In order to prevent undue strain on the newly-reformed National Health Service, the previous three terrorist suspects were instantly and utterly deported once they had received battlefield dressings at their local Sainsbury's walk-in clinic.

The latest suspected terrorist, who has not been named, was shot when anti-terrorist teams raided a house in East London where he was living with various members of his family. The family as a whole is said to be "under close investigation" following suspicions of health tourism and possibly inadequate Britishness.

Speaking in an exclusive interview with media analyst Bradley Ichneumon, the Prime Minister said that the police and security services had a very difficult job to do in the wars against terrorism and bad public relations.

"It is all very well to condemn the police when things go wrong," he said. "But just imagine what the reaction would have been if the police had acted differently and something terrible had happened. Whatever else one may say about the case, it is undeniable that this at least was prevented."

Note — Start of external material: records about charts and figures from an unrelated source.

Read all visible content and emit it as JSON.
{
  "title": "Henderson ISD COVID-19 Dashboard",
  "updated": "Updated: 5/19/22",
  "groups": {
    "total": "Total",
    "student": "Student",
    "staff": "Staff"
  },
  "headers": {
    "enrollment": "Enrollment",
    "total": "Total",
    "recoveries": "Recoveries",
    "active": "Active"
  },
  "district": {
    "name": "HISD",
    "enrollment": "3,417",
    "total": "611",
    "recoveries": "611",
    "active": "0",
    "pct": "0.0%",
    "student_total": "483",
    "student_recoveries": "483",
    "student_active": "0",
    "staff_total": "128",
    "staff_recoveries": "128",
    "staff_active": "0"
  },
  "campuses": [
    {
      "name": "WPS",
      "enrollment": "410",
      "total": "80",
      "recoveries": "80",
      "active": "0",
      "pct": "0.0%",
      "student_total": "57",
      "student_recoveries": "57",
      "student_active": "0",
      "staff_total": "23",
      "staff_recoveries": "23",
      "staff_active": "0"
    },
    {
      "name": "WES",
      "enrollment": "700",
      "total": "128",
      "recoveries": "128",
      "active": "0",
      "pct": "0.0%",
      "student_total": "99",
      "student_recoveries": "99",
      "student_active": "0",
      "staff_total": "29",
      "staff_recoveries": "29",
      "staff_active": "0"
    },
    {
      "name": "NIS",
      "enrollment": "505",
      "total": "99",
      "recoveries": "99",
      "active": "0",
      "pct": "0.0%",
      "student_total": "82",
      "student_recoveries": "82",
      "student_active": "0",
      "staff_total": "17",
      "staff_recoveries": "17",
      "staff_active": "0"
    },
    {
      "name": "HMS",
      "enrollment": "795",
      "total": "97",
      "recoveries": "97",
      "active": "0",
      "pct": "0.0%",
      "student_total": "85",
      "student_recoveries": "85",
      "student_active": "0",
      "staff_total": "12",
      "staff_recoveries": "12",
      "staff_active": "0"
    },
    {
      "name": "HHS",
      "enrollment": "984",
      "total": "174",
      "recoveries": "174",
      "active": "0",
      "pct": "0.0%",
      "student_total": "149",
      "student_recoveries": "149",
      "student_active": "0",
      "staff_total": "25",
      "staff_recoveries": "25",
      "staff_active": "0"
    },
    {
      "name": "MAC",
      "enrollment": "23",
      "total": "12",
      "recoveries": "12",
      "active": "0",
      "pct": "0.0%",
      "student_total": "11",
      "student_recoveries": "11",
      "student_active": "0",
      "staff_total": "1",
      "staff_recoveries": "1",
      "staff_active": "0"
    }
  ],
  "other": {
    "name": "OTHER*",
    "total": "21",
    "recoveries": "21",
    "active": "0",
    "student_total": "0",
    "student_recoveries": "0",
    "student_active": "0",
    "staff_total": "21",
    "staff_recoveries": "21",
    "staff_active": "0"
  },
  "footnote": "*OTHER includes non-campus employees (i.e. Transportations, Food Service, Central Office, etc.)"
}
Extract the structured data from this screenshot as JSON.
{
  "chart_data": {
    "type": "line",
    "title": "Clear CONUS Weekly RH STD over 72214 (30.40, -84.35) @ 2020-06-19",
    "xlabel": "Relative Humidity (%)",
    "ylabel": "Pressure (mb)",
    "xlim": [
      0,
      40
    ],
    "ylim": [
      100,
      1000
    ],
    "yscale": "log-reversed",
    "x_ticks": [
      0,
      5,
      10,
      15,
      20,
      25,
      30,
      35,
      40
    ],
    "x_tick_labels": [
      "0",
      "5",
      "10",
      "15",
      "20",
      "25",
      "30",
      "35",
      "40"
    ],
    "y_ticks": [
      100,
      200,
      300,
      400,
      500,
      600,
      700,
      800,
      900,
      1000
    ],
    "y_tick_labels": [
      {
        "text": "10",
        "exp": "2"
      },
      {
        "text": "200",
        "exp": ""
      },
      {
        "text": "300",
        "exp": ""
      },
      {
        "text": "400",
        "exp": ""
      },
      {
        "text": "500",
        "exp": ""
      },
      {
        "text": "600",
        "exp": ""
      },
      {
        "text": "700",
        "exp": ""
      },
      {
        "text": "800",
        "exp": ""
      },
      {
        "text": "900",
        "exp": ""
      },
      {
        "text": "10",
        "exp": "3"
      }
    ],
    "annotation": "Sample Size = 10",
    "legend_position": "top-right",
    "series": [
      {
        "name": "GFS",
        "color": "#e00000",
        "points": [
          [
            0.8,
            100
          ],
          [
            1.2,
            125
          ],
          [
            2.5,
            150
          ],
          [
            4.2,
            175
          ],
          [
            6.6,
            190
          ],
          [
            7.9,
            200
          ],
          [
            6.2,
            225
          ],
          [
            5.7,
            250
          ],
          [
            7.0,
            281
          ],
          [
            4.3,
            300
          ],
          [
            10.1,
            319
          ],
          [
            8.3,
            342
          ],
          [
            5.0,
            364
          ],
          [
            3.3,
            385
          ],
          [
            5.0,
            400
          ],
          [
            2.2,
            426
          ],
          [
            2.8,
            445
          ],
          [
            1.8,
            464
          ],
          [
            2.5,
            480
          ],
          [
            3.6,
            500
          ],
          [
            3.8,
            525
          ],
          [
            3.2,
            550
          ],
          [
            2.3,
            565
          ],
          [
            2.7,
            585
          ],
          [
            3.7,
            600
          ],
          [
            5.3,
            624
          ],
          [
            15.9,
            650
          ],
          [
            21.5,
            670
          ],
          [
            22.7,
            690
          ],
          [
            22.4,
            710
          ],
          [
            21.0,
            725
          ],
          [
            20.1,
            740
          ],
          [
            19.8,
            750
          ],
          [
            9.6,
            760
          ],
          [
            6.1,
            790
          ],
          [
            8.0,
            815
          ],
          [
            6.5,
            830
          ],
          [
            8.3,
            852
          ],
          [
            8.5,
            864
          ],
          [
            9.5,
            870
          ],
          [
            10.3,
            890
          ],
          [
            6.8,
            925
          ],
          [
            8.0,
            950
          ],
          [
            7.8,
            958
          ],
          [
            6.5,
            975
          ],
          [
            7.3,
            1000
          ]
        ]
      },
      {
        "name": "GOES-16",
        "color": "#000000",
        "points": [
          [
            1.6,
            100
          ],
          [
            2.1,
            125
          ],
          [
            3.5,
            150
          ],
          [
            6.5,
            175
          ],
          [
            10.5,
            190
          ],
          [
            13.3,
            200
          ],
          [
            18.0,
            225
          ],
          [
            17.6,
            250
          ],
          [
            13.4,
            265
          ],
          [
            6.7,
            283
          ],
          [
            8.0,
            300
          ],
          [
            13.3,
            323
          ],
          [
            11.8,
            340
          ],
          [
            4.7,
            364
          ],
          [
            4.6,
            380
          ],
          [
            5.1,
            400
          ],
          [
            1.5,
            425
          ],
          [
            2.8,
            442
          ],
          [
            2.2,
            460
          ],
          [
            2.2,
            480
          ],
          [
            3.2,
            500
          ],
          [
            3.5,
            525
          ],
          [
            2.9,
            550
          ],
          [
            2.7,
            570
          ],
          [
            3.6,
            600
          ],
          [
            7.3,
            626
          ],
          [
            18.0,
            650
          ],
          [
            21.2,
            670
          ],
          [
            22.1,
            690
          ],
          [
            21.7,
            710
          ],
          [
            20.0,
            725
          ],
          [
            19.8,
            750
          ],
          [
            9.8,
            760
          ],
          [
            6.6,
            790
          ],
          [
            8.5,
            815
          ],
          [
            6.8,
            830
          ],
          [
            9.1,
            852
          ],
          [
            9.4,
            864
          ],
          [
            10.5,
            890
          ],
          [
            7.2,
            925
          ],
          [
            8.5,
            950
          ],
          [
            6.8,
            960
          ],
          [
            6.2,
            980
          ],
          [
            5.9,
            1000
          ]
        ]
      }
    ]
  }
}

Asked whether a public inquiry would be held, the Prime Minister pointed to police statements that the terrorist suspect had been shot in a scuffle by his own grandmother on a reliable tipoff from a trusted informant. "Appropriate public narratives will be rendered as the due timescale fructifies," he said.

The Prime Minister also dismissed suggestions that anti-terror activities could lead to a backlash in the Muslim community. "Muslims are just like real people in many ways," he said. "They know that the scourge of terror must be driven from our shores so that the child of democracy can take root in the wind of renewal."

The Prime Minister said that he was behind the police and security services "one hundred and seventeen and a half per cent, with knobs on." At one point he told Dr Ichneumon, "I only wish I'd been there to kick some buttock myself."